Translation students generally acknowledged the effectiveness of LLMs in PE, indicating the necessity of incorporating AI technologies into translation teaching to enhance student PE competence. Previous research defined PE competence as the knowledge and cognitive literacy required to revise machine-generated outputs based on task-specific objectives, encompassing MT knowledge, terminology management, discourse knowledge, documentation skills, intercultural awareness, error identification, and editing efficacy (Feng and Liu 2018; Koponen 2015; O’Brien 2002). Our findings further emphasized the importance of error correcting and critical thinking skills for translator training in the LLM era.

From the screen recordings of students’ translation processes, we observed that among the multiple translation suggestions provided by LLMs, at least one or more often contained relatively inaccurate expressions. For example, in Text 3, the phrase “鬼使神差” was rendered in the machine translation as “by some forces”, which was overly simplistic and resulted in cultural loss. The translation failed to capture the literary and stylistic information of the original expression. During student–LLM interaction, DeepSeek-V3 proposed more culturally sensitive or stylistically appropriate expression suggestions, such as “As if guided by ghosts and gods”, which retained cultural imagery, or the idiomatic English phrase “It is a twist of fate”. However, some students ultimately adopted a less appropriate revision like “driven by some inexplicable reasons”, which may obscure the intended meaning and diminish the stylistic effect.

At the same time, LLMs may also provide misleading suggestions. In Text 3, ChatGPT-4o advised the student to revise the translation of “无所为而为” as “a kind of effortless action – what the Daoists would call ‘doing without striving’”. This reinterpretation deviated significantly from the original meaning, which in context referred to Liang Qichao’s pursuit of learning driven by internal motivation rather than Daoist philosophy. Nevertheless, the student adopted the suggestion without critical thinking. Similarly, in Text 1, DeepSeek-V3 recommended translating “间不容发” as “fail-proof interlocking.” Yet, the term “fail-proof” typically denoted resistance to failure, which distorted the original text. These cases highlighted the risk of over-relying on LLM outputs without sufficient error correcting and critical thinking abilities.

Furthermore, some students expressed in the post-experiment questionnaire that, while neural NMT lacked the richness and immediacy of interaction that LLMs can offer, they appreciated the greater cognitive space provided for independent thinking. This observation underscores the value of pedagogical designs that balance AI assistance with opportunities for autonomous decision-making in PE tasks, and translation instruction should critically evaluate the role of AI, utilizing it as an auxiliary tool while maintaining human agency and critical awareness.
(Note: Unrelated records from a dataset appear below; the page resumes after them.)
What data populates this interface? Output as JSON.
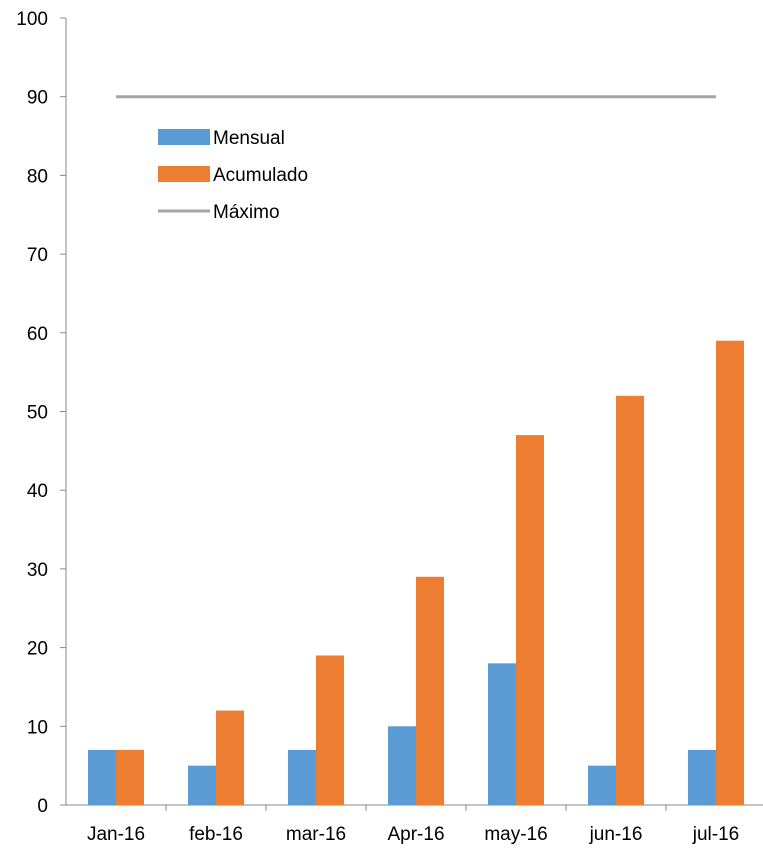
{
  "chart_data": {
    "type": "bar",
    "categories": [
      "Jan-16",
      "feb-16",
      "mar-16",
      "Apr-16",
      "may-16",
      "jun-16",
      "jul-16"
    ],
    "series": [
      {
        "name": "Mensual",
        "type": "bar",
        "color": "#5B9BD5",
        "values": [
          7,
          5,
          7,
          10,
          18,
          5,
          7
        ]
      },
      {
        "name": "Acumulado",
        "type": "bar",
        "color": "#ED7D31",
        "values": [
          7,
          12,
          19,
          29,
          47,
          52,
          59
        ]
      },
      {
        "name": "Máximo",
        "type": "line",
        "color": "#A5A5A5",
        "values": [
          90,
          90,
          90,
          90,
          90,
          90,
          90
        ]
      }
    ],
    "title": "",
    "xlabel": "",
    "ylabel": "",
    "ylim": [
      0,
      100
    ],
    "yticks": [
      0,
      10,
      20,
      30,
      40,
      50,
      60,
      70,
      80,
      90,
      100
    ],
    "grid": false,
    "legend_position": "top-left"
  }
}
Moreover, prompt quality directly affects the quality of LLM-generated contents. Understanding prompt variation enhances ChatGPT interaction (Ekin 2023), and effective prompt design hinges on comprehension of LLM mechanisms (Polverini and Gregorcic 2024). Translation teaching should therefore incorporate additional knowledge of other areas, such as prompt engineering, enabling students to refine their “prompting intelligence” through PE practice.